O interesse pela temática principal deste trabalho percorreu muitos caminhos até o encontro com a Universidade, por outro lado, foi durante as atividades de pesquisa e extensão universitária desenvolvidas, a partir de 2001 na Universidade Federal do Pará (UFPA), como estudante do curso de Ciências Econômicas que muitos dos temas aqui abordados passaram a fazer parte da realidade de vida e de trabalho da autora. A experiência teve início na Incubadora Tecnológica de Cooperativas Populares e Empreendimentos Solidários (Itcpes)1- UFPA que despertou o interesse pela organização coletiva de trabalhadores e trabalhadoras no meio rural e urbano. Entrar em contato com os mais diferentes e variados espaços de produção amazônica (agricultores familiares, extrativistas, quilombolas, caboclos, ribeirinhos, etc.) ampliou o olhar sobre o modo de viver, produzir e distribuir na região, o que possibilitou também uma visão mais interdisciplinar da economia para a região.

Após a conclusão do curso de Economia em 2002 deu-se continuidade às atividades acadêmicas no campo da pós-graduação que despertou o interesse pela temática “homem-trabalho-natureza”, considerando agora a interdisciplinaridade como elemento importante nas abordagens de observação e análise das diferentes realidades sociais e de organização produtiva. Como mencionado, iniciou-se nas atividades de extensão universitária, até então voltadas para as relações no mundo do trabalho, mais especificamente para as causas e os efeitos das mudanças ocorridas a partir dos anos 1990.

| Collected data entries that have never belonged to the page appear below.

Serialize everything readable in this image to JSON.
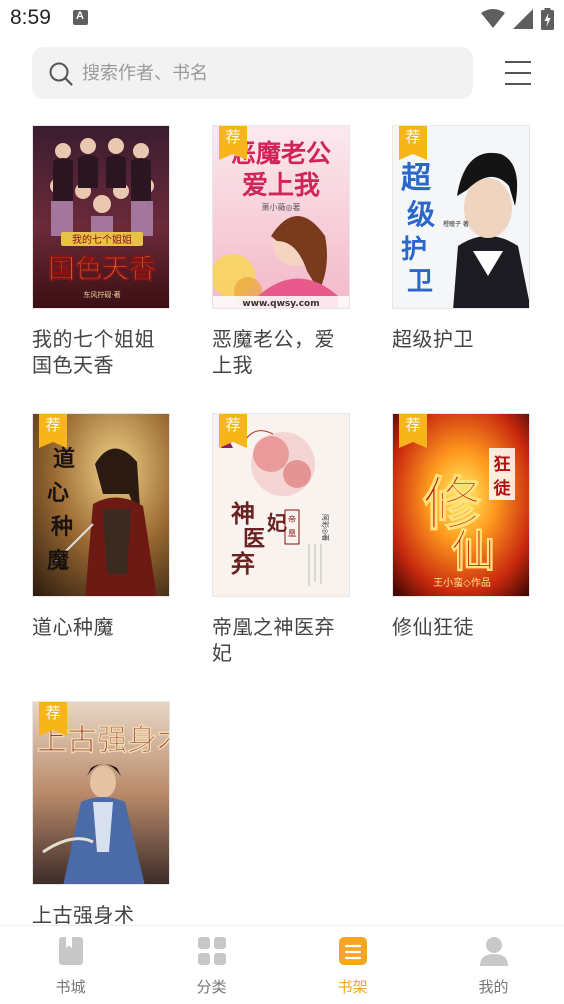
{
  "status": {
    "time": "8:59",
    "notification_icon": "text-a-icon",
    "right_icons": [
      "wifi-icon",
      "signal-icon",
      "battery-charging-icon"
    ]
  },
  "search": {
    "placeholder": "搜索作者、书名",
    "value": ""
  },
  "badge_label": "荐",
  "books": [
    {
      "title": "我的七个姐姐国色天香",
      "badge": false,
      "cover_text": "国色天香",
      "cover_subtitle": "我的七个姐姐",
      "cover_author": "东风拧砚·著"
    },
    {
      "title": "恶魔老公，爱上我",
      "badge": true,
      "cover_text": "恶魔老公爱上我",
      "cover_author": "萧小薇◎著",
      "cover_footer": "www.qwsy.com"
    },
    {
      "title": "超级护卫",
      "badge": true,
      "cover_text": "超级护卫",
      "cover_author": "橙瞳子 著"
    },
    {
      "title": "道心种魔",
      "badge": true,
      "cover_text": "道心种魔"
    },
    {
      "title": "帝凰之神医弃妃",
      "badge": true,
      "cover_text": "神医弃妃",
      "cover_small": "帝凰",
      "cover_author": "阿彩◎著"
    },
    {
      "title": "修仙狂徒",
      "badge": true,
      "cover_text": "修仙",
      "cover_small": "狂徒",
      "cover_author": "王小蛮◇作品"
    },
    {
      "title": "上古强身术",
      "badge": true,
      "cover_text": "上古强身术"
    }
  ],
  "nav": [
    {
      "label": "书城",
      "icon": "bookstore-icon",
      "active": false
    },
    {
      "label": "分类",
      "icon": "category-grid-icon",
      "active": false
    },
    {
      "label": "书架",
      "icon": "bookshelf-icon",
      "active": true
    },
    {
      "label": "我的",
      "icon": "profile-icon",
      "active": false
    }
  ],
  "colors": {
    "accent": "#f5a623",
    "badge": "#f7b51a",
    "nav_inactive": "#c8c8c8",
    "search_bg": "#f2f2f2"
  }
}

Pensar a realidade dos grupos sociais a respeito do que produzem? Como produzem? Para quem? Quer dizer os problemas apresentados pela ciência econômica e abordada nos principais manuais de economia do mundo passou a ser motivo de curiosidade e maior proximidade com a realidade. Ao observar estas realidades somos forçados a pensar outro modo de viver e de fazer Economia, cuja racionalidade permeia as relações de produção e supera a lógica estabelecida pela Economia que se conhece dos manuais. Os laços familiares, de parentesco e de amizade se apresentam como estratégias de reprodução da vida e do trabalho. Quando produzir, distribuir e comercializar são atividades que fazem parte do cotidiano, em que a vida e o trabalho dependem diretamente da natureza para a sua manutenção.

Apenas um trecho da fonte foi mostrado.